Thursday, 29 March 2007

Asking questions

My graduate advisor used to tell me that writing is a muscle like any other. It needs to be exercised and nourished. Just like any other kind of exercise, motivation and the actual process of doing it can be difficult. Part of the purpose of writing this is to get myself into the rhythms of writing again, to get my writing muscle fit and ready for action.

One of the hardest things about doing historical research, or any kind of research, is the long lead up to writing. Actually getting to the point of crafting a narrative and putting words on the paper takes a very long time. Before this time, there is the moment of having an idea, or more usually for me, having questions that I want answered. I then start trying to work out how to answer these questions.

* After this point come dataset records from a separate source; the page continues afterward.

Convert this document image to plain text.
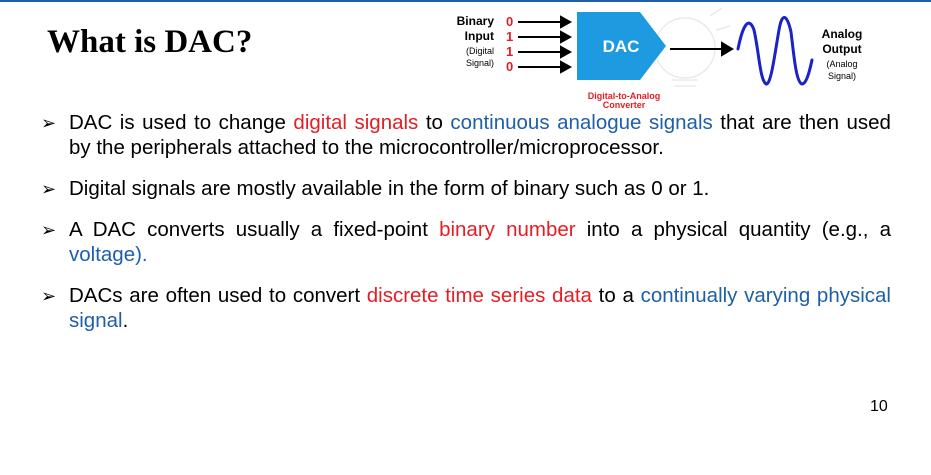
What is DAC?
Binary
Input
(Digital
Signal)
0
1
1
0
DAC
Digital-to-Analog
Converter
Analog
Output
(Analog
Signal)
➢ DAC is used to change digital signals to continuous analogue signals that are then used by the peripherals attached to the microcontroller/microprocessor.
➢ Digital signals are mostly available in the form of binary such as 0 or 1.
➢ A DAC converts usually a fixed-point binary number into a physical quantity (e.g., a voltage).
➢ DACs are often used to convert discrete time series data to a continually varying physical signal.
10
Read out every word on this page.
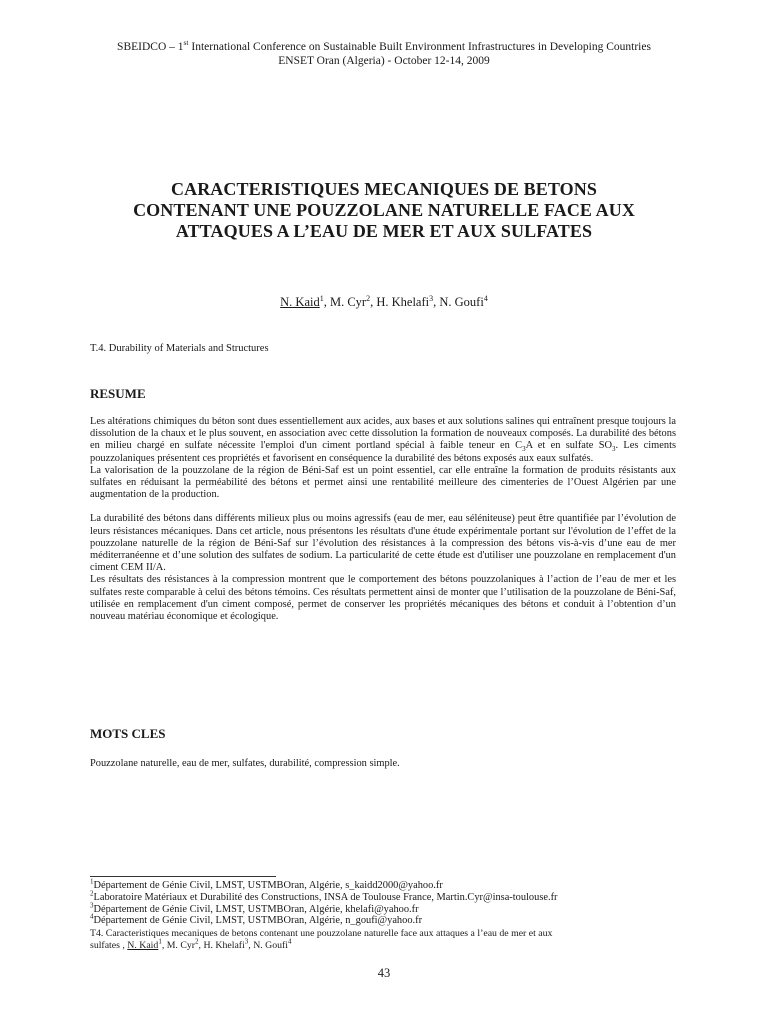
SBEIDCO – 1st International Conference on Sustainable Built Environment Infrastructures in Developing Countries
ENSET Oran (Algeria) - October 12-14, 2009
CARACTERISTIQUES MECANIQUES DE BETONS
CONTENANT UNE POUZZOLANE NATURELLE FACE AUX
ATTAQUES A L’EAU DE MER ET AUX SULFATES
N. Kaid$^1$, M. Cyr$^2$, H. Khelafi$^3$, N. Goufi$^4$
T.4. Durability of Materials and Structures
RESUME

Les altérations chimiques du béton sont dues essentiellement aux acides, aux bases et aux solutions salines qui entraînent presque toujours la dissolution de la chaux et le plus souvent, en association avec cette dissolution la formation de nouveaux composés. La durabilité des bétons en milieu chargé en sulfate nécessite l'emploi d'un ciment portland spécial à faible teneur en $C_3A$ et en sulfate $SO_3$. Les ciments pouzzolaniques présentent ces propriétés et favorisent en conséquence la durabilité des bétons exposés aux eaux sulfatés.

La valorisation de la pouzzolane de la région de Béni-Saf est un point essentiel, car elle entraîne la formation de produits résistants aux sulfates en réduisant la perméabilité des bétons et permet ainsi une rentabilité meilleure des cimenteries de l’Ouest Algérien par une augmentation de la production.

La durabilité des bétons dans différents milieux plus ou moins agressifs (eau de mer, eau séléniteuse) peut être quantifiée par l’évolution de leurs résistances mécaniques. Dans cet article, nous présentons les résultats d'une étude expérimentale portant sur l'évolution de l’effet de la pouzzolane naturelle de la région de Béni-Saf sur l’évolution des résistances à la compression des bétons vis-à-vis d’une eau de mer méditerranéenne et d’une solution des sulfates de sodium. La particularité de cette étude est d'utiliser une pouzzolane en remplacement d'un ciment CEM II/A.

Les résultats des résistances à la compression montrent que le comportement des bétons pouzzolaniques à l’action de l’eau de mer et les sulfates reste comparable à celui des bétons témoins. Ces résultats permettent ainsi de monter que l’utilisation de la pouzzolane de Béni-Saf, utilisée en remplacement d'un ciment composé, permet de conserver les propriétés mécaniques des bétons et conduit à l’obtention d’un nouveau matériau économique et écologique.

MOTS CLES
Pouzzolane naturelle, eau de mer, sulfates, durabilité, compression simple.
$^1$Département de Génie Civil, LMST, USTMBOran, Algérie, s_kaidd2000@yahoo.fr
$^2$Laboratoire Matériaux et Durabilité des Constructions, INSA de Toulouse France, Martin.Cyr@insa-toulouse.fr
$^3$Département de Génie Civil, LMST, USTMBOran, Algérie, khelafi@yahoo.fr
$^4$Département de Génie Civil, LMST, USTMBOran, Algérie, n_goufi@yahoo.fr
T4. Caracteristiques mecaniques de betons contenant une pouzzolane naturelle face aux attaques a l’eau de mer et aux
sulfates , N. Kaid$^1$, M. Cyr$^2$, H. Khelafi$^3$, N. Goufi$^4$
43
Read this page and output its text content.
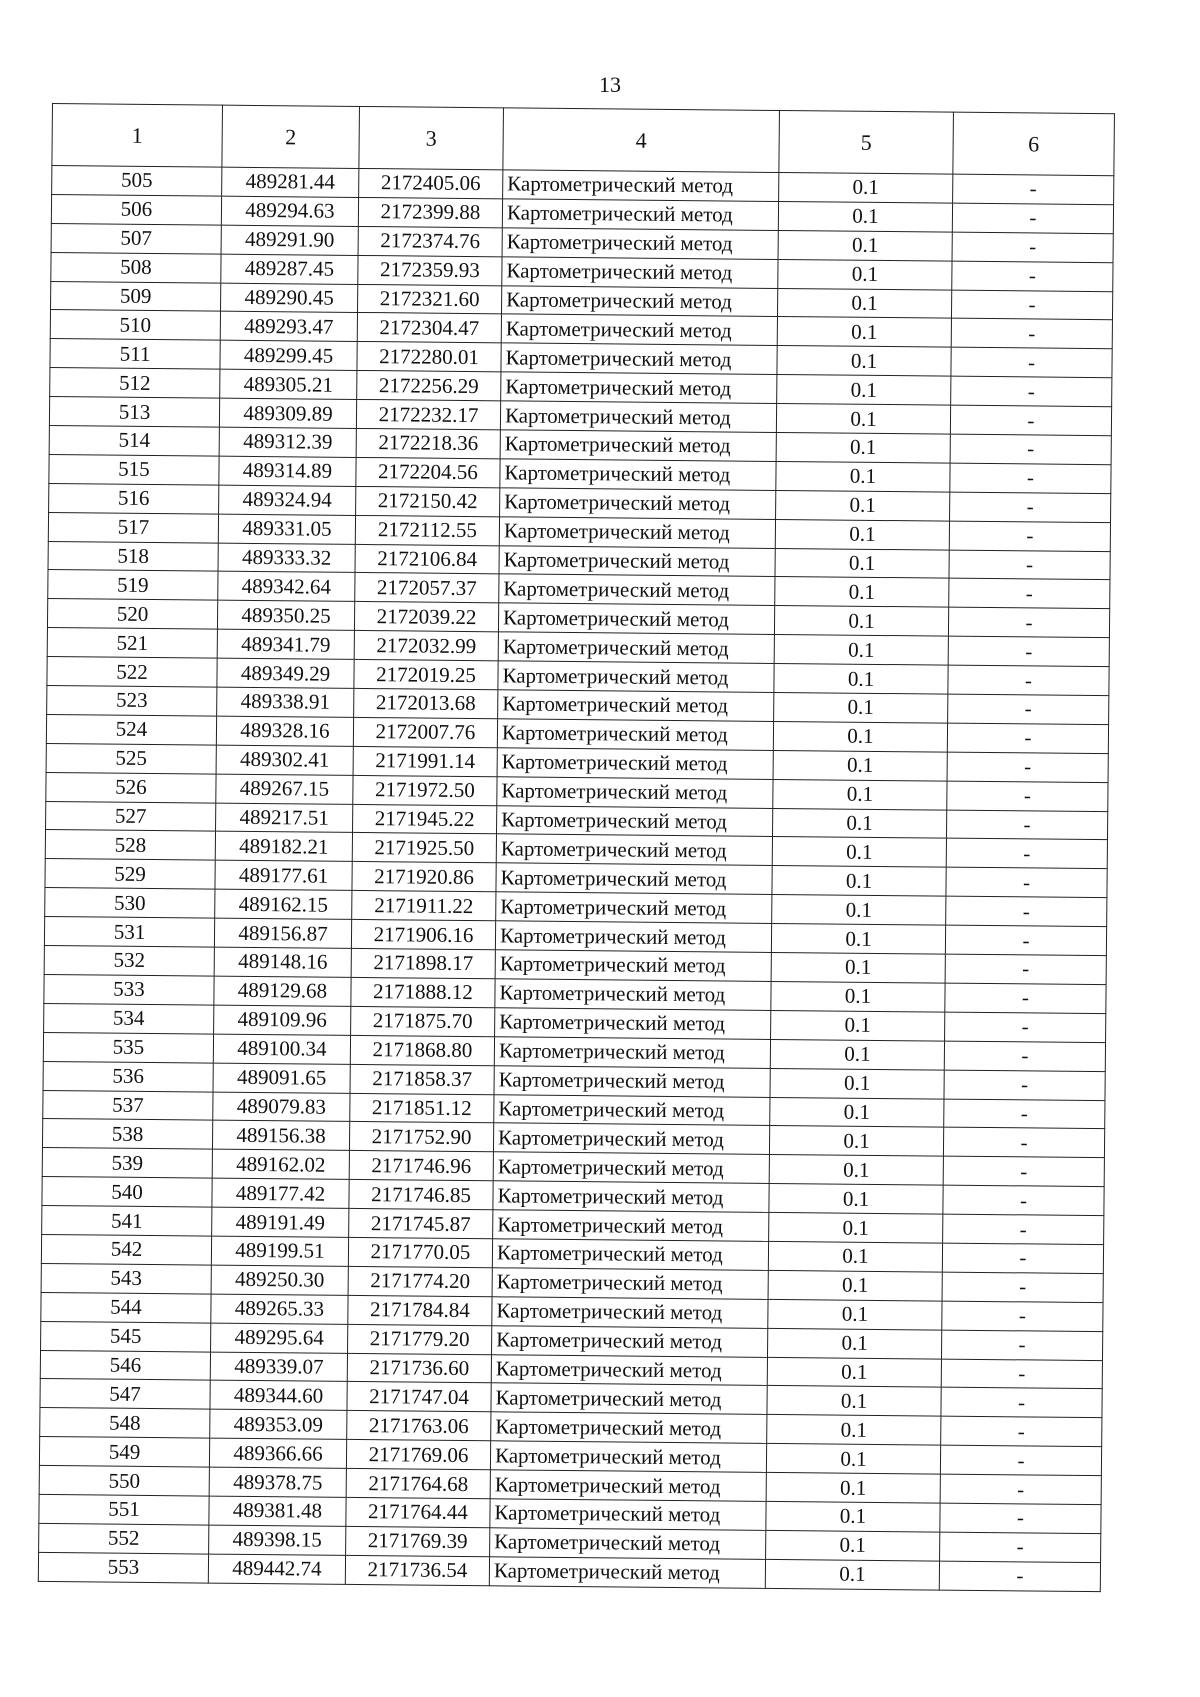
13
1	2	3	4	5	6
505	489281.44	2172405.06	Картометрический метод	0.1	-
506	489294.63	2172399.88	Картометрический метод	0.1	-
507	489291.90	2172374.76	Картометрический метод	0.1	-
508	489287.45	2172359.93	Картометрический метод	0.1	-
509	489290.45	2172321.60	Картометрический метод	0.1	-
510	489293.47	2172304.47	Картометрический метод	0.1	-
511	489299.45	2172280.01	Картометрический метод	0.1	-
512	489305.21	2172256.29	Картометрический метод	0.1	-
513	489309.89	2172232.17	Картометрический метод	0.1	-
514	489312.39	2172218.36	Картометрический метод	0.1	-
515	489314.89	2172204.56	Картометрический метод	0.1	-
516	489324.94	2172150.42	Картометрический метод	0.1	-
517	489331.05	2172112.55	Картометрический метод	0.1	-
518	489333.32	2172106.84	Картометрический метод	0.1	-
519	489342.64	2172057.37	Картометрический метод	0.1	-
520	489350.25	2172039.22	Картометрический метод	0.1	-
521	489341.79	2172032.99	Картометрический метод	0.1	-
522	489349.29	2172019.25	Картометрический метод	0.1	-
523	489338.91	2172013.68	Картометрический метод	0.1	-
524	489328.16	2172007.76	Картометрический метод	0.1	-
525	489302.41	2171991.14	Картометрический метод	0.1	-
526	489267.15	2171972.50	Картометрический метод	0.1	-
527	489217.51	2171945.22	Картометрический метод	0.1	-
528	489182.21	2171925.50	Картометрический метод	0.1	-
529	489177.61	2171920.86	Картометрический метод	0.1	-
530	489162.15	2171911.22	Картометрический метод	0.1	-
531	489156.87	2171906.16	Картометрический метод	0.1	-
532	489148.16	2171898.17	Картометрический метод	0.1	-
533	489129.68	2171888.12	Картометрический метод	0.1	-
534	489109.96	2171875.70	Картометрический метод	0.1	-
535	489100.34	2171868.80	Картометрический метод	0.1	-
536	489091.65	2171858.37	Картометрический метод	0.1	-
537	489079.83	2171851.12	Картометрический метод	0.1	-
538	489156.38	2171752.90	Картометрический метод	0.1	-
539	489162.02	2171746.96	Картометрический метод	0.1	-
540	489177.42	2171746.85	Картометрический метод	0.1	-
541	489191.49	2171745.87	Картометрический метод	0.1	-
542	489199.51	2171770.05	Картометрический метод	0.1	-
543	489250.30	2171774.20	Картометрический метод	0.1	-
544	489265.33	2171784.84	Картометрический метод	0.1	-
545	489295.64	2171779.20	Картометрический метод	0.1	-
546	489339.07	2171736.60	Картометрический метод	0.1	-
547	489344.60	2171747.04	Картометрический метод	0.1	-
548	489353.09	2171763.06	Картометрический метод	0.1	-
549	489366.66	2171769.06	Картометрический метод	0.1	-
550	489378.75	2171764.68	Картометрический метод	0.1	-
551	489381.48	2171764.44	Картометрический метод	0.1	-
552	489398.15	2171769.39	Картометрический метод	0.1	-
553	489442.74	2171736.54	Картометрический метод	0.1	-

Usually my path leads through archives and libraries, which are fortunately some of my favourite places in the world. If I had to name the one, single favourite part of the arduous process of getting my Ph.D. it would be the fortnight I spent at the Library of Congress in Washington D.C. Most of my work was done in dry, air-conditioned underground rooms but occasionally I emerged into the main reading room with its wooden bookshelves, balcony and that amazing cupola soaring above the books. To be honest, I got as much pleasure out of the modern reading rooms as I did in the architecturally more magnificent areas. I loved rummaging through boxes containing original letters from presidents or their wives or holding something like the early drafts of the Universal Declaration of Human Rights with pungent margin comments by public servants engaged in the task of hammering out an international agreement.

After I start finding some answers to my questions, I often find that I have to modify the original questions or even move in another direction entirely. It is only after months and years of research that you get to the point of sitting down explain what you have found and to start the story that you want to tell.

Here are the questions with which I am starting this project:

1. What did my protagonists know about Queensland when they set out from Hamburg?
2. If they had been recruited by an agent, did they have descriptions of what to expect?
3. What did they bring with them?
4. What was the journey by sea like?
5. What did they see on arrival and in transit via Ipswich?
6. How did they select a claim?
7. What did they see when they arrived at their claim?
8. What was everyday life like?
9. If they were tempted to give up, what were their options?

I intend to find answers to these questions through the use of maps, shipping records, diaries, newspaper reports, photographs and political records regarding agents, information distributed by them and the type of promises and assurances made. I also anticipate discovering better questions to ask and the unplanned directions in which this research may go.